4. Но я тогда, несчастный, любил печалиться и искал поводов для печали: игра актера, изображавшего на подмостках чужое, вымышленное горе, больше мне нравилась и сильнее меня захватывала, если вызывала слезы. Что же удивительного, если я, несчастная овца, отбившаяся от Твоего стада, не терпевшая охраны Твоей, опаршивел мерзкой паршой? Потому-то и была мила мне печаль, – не та, которая проникает до глубины души: мне ведь не нравилось терпеть то, на что я любил смотреть, – рассказ о вымышленных страданиях как бы скреб мою кожу, и как от расчесывания ногтями начиналось воспаление и отвратительная гнойная опухоль.
Такова была жизнь моя, Господи: жизнью ли была она?
5. И надо мною, окружая меня, витало далекое и верное милосердие Твое. Гноем какой неправды не был я покрыт! Кощунственным было любопытство мое, покинул я Тебя и дошел до бездны неверности, до обманчивого угождения демонам, в жертву которым приносил злые дела свои. И за каждое из них бичевал Ты меня!
Я осмелился даже во время совершения службы Твоей в церковных стенах гореть желанием и улаживать дело, верным доходом с которого была смерть. За это поразил Ты меня тяжелым наказанием, но оно было ничем в сравнении с моей виной. О Ты, великий в милосердии Своем, Господь мой, Прибежище мое от грозных опасностей, среди которых бродил я, в гордой самоуверенности далеко уходя от Тебя; я любил пути свои, а не Твои, любил свободу, свободу беглого раба.
6. Тянули меня к себе и те занятия, которые считались почтенными: я мечтал о форуме с его тяжбами, где бы я блистал, а меня осыпали бы похвалами тем больше, чем искуснее я лгал. Такова слепота человеческая: слепотою своею люди хвалятся. Я был первым в риторской школе и был полон горделивой радости и надут спесью. Вел я себя, правда, гораздо спокойнее, Господи, Ты знаешь это, и вообще не принимал никакого участия в «опрокидываниях», которыми занимались «совратители» (это зловещее дьявольское имя служило как бы признаком утонченности). Я жил среди них, постыдно стыдясь, что сам не был таким, я бывал с ними, иногда мне было приятно с ними дружить, но поступки их всегда были мне отвратительны. Это было дерзкое преследование честных новичков, которых они сбивали с прямого пути, так себе, забавы ради, в насыщение своей злобной радости. Нет деяния, больше уподобляющегося деяниям дьявольским. Нельзя было назвать их вернее, чем «совратителями». Сначала они были сами, конечно, совращены и развращены, соблазняемые втайне и осмеянные лживыми духами в самой любви своей к осмеянию и лжи.
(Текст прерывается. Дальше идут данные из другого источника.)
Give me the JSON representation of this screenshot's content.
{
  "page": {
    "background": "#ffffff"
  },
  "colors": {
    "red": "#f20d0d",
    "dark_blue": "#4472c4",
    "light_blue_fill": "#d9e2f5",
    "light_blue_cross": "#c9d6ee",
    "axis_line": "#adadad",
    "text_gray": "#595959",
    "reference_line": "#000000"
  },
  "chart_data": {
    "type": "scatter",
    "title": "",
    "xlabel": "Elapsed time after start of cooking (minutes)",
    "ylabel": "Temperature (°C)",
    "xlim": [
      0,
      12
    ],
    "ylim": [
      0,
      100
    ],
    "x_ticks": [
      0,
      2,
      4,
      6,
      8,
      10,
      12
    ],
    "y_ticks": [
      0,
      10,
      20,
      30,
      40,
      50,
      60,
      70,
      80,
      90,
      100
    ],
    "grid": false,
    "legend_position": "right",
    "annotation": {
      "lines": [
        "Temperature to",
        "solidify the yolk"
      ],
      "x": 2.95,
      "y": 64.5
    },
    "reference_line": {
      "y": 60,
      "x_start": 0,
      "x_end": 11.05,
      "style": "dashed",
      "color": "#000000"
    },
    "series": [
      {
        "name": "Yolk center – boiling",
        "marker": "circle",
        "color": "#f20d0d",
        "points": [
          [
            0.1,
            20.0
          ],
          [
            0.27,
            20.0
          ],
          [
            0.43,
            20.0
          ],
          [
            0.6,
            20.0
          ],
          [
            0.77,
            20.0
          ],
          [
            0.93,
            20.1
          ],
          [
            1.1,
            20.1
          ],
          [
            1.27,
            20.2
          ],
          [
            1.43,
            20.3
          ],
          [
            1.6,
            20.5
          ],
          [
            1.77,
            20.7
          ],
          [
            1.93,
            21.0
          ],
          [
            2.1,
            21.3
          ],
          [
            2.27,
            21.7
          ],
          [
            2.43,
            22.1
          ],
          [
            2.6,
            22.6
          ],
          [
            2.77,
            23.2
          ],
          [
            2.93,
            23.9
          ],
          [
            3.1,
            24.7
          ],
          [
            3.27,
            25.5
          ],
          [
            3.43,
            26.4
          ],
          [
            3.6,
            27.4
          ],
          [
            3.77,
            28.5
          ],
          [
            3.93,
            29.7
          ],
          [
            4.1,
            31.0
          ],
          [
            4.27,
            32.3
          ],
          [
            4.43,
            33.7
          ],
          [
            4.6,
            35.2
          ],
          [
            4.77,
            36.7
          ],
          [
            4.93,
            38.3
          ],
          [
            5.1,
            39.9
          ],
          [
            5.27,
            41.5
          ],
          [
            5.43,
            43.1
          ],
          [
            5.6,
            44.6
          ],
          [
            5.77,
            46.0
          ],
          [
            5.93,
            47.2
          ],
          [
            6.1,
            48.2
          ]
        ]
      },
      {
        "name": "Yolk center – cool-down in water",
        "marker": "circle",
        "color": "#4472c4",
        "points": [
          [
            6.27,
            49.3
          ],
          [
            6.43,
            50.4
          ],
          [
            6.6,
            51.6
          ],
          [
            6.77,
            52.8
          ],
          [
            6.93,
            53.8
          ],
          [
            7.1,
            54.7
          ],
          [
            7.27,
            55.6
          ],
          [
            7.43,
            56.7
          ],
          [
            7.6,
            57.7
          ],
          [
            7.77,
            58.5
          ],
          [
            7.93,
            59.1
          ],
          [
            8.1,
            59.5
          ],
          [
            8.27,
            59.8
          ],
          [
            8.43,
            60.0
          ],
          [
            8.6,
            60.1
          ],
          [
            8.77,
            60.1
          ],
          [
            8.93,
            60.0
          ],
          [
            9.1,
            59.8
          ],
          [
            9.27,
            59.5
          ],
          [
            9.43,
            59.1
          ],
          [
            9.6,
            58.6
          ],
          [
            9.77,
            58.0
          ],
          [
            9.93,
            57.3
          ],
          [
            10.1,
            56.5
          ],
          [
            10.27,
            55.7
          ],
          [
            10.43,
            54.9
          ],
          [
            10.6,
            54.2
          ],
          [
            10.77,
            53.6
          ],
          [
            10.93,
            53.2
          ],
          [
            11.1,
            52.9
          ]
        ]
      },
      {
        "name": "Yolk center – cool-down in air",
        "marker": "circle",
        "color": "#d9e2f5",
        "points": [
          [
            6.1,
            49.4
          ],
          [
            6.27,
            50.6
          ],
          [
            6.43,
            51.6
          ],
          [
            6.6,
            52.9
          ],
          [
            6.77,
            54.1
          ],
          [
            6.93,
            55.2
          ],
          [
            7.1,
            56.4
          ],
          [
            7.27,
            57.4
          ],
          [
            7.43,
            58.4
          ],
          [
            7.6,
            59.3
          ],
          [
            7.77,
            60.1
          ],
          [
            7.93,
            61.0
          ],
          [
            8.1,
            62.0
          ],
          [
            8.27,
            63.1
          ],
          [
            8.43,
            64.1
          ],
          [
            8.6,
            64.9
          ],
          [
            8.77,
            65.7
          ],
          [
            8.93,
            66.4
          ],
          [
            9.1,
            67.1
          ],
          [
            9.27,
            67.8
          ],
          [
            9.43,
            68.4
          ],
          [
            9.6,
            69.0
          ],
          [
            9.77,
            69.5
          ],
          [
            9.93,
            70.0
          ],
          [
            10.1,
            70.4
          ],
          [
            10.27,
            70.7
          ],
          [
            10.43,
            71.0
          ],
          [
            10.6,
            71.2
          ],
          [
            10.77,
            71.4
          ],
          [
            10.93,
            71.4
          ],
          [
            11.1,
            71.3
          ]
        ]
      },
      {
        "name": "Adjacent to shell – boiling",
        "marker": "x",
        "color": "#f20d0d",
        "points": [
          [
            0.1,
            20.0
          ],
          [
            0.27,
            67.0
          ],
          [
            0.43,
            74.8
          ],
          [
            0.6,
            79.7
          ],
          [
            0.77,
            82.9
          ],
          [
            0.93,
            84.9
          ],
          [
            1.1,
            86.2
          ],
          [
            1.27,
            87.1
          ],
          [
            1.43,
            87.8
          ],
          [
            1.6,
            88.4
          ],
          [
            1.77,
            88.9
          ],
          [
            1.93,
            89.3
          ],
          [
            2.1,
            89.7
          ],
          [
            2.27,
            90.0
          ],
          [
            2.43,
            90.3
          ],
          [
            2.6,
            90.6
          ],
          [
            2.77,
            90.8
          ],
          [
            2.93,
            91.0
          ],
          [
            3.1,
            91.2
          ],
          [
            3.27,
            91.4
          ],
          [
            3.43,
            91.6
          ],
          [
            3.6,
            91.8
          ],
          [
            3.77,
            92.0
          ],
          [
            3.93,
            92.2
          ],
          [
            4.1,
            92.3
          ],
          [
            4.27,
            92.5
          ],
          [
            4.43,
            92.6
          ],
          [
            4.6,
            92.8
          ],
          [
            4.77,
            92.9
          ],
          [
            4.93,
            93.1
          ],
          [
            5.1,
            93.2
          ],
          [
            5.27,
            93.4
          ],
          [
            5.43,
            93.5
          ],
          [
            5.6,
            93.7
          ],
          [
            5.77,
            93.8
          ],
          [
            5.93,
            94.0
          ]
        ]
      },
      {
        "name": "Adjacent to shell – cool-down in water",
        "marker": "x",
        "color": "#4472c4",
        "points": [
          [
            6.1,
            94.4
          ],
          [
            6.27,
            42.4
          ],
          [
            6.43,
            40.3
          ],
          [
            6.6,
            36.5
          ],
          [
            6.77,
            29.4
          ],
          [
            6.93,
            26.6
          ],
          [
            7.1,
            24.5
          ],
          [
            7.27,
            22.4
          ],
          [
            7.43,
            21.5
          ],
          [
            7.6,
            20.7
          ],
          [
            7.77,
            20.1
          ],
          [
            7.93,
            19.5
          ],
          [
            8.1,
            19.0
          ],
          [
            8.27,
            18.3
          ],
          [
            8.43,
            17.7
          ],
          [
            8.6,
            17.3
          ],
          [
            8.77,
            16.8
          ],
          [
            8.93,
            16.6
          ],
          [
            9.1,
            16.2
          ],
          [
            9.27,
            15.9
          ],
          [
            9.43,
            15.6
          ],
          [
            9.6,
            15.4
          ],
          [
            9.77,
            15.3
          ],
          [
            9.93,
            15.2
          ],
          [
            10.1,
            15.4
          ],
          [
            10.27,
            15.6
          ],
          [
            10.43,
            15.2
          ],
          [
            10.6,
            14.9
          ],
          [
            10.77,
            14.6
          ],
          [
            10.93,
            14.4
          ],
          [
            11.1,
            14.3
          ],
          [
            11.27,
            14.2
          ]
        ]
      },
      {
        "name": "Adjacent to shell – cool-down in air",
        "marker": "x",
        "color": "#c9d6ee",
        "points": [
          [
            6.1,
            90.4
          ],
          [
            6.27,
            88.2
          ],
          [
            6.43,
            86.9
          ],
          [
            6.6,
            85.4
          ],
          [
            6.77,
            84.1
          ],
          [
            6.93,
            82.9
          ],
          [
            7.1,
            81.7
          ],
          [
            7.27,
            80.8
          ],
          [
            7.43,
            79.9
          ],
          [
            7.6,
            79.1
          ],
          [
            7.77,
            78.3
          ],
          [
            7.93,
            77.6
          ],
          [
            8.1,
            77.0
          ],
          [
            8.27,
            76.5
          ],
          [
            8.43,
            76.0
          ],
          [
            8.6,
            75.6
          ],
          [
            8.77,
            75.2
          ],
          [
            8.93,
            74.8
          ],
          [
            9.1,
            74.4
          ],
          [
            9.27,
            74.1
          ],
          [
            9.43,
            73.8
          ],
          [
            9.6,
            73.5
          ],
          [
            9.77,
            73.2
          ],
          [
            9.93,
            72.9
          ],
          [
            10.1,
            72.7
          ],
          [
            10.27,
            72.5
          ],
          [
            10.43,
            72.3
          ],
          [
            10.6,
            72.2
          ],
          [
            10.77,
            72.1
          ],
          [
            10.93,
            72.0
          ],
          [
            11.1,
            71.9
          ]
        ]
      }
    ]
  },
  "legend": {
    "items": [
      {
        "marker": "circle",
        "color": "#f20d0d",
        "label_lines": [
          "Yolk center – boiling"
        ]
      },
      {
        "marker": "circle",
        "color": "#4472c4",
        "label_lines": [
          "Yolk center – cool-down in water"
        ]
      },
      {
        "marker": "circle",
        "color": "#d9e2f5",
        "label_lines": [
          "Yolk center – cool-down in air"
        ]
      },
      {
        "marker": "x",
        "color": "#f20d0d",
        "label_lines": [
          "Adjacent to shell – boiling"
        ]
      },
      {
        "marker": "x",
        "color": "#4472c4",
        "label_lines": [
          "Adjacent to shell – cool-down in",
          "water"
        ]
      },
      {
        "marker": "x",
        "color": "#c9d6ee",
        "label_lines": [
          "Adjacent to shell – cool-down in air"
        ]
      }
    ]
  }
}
7. Живя в такой среде, я в тогдашнем моем неустойчивом возрасте изучал книги по красноречию, желая в предосудительных и легкомысленных целях на радость человеческому тщеславию стать выдающимся оратором. Следуя установленому порядку обучения, я дошел до книжки какого-то Цицерона, языку которого удивляются все, а сердцу не так. Книга эта увещевает обратиться к философии и называется «Гортензий». Эта книга изменила состояние мое, изменила молитвы мои и обратила их к Тебе, Господи, сделала другими прошения и желания мои. Мне вдруг опротивели все пустые надежды, бессмертной мудрости желал я в своем невероятном сердечном смятении и начал вставать, чтобы вернуться к Тебе (ср. Лк. 15, 18). Не для того, чтобы отточить свой язык (за это, по-видимому, платил я материнскими деньгами в своем девятнадцати летнем возрасте; отец мой умер за два года до этого), не для того, чтобы отточить язык, взялся я за эту книгу: она учила меня не тому, как говорить, а тому, что говорить.
8. Как горел я, Господи, как горел я улететь к Тебе от всего земного. Я не понимал, что Ты делаешь со мною. У Тебя ведь мудрость (ср. Иов. 12,13). Любовь к мудрости по-гречески называется философией, эту любовь зажгло во мне это сочинение.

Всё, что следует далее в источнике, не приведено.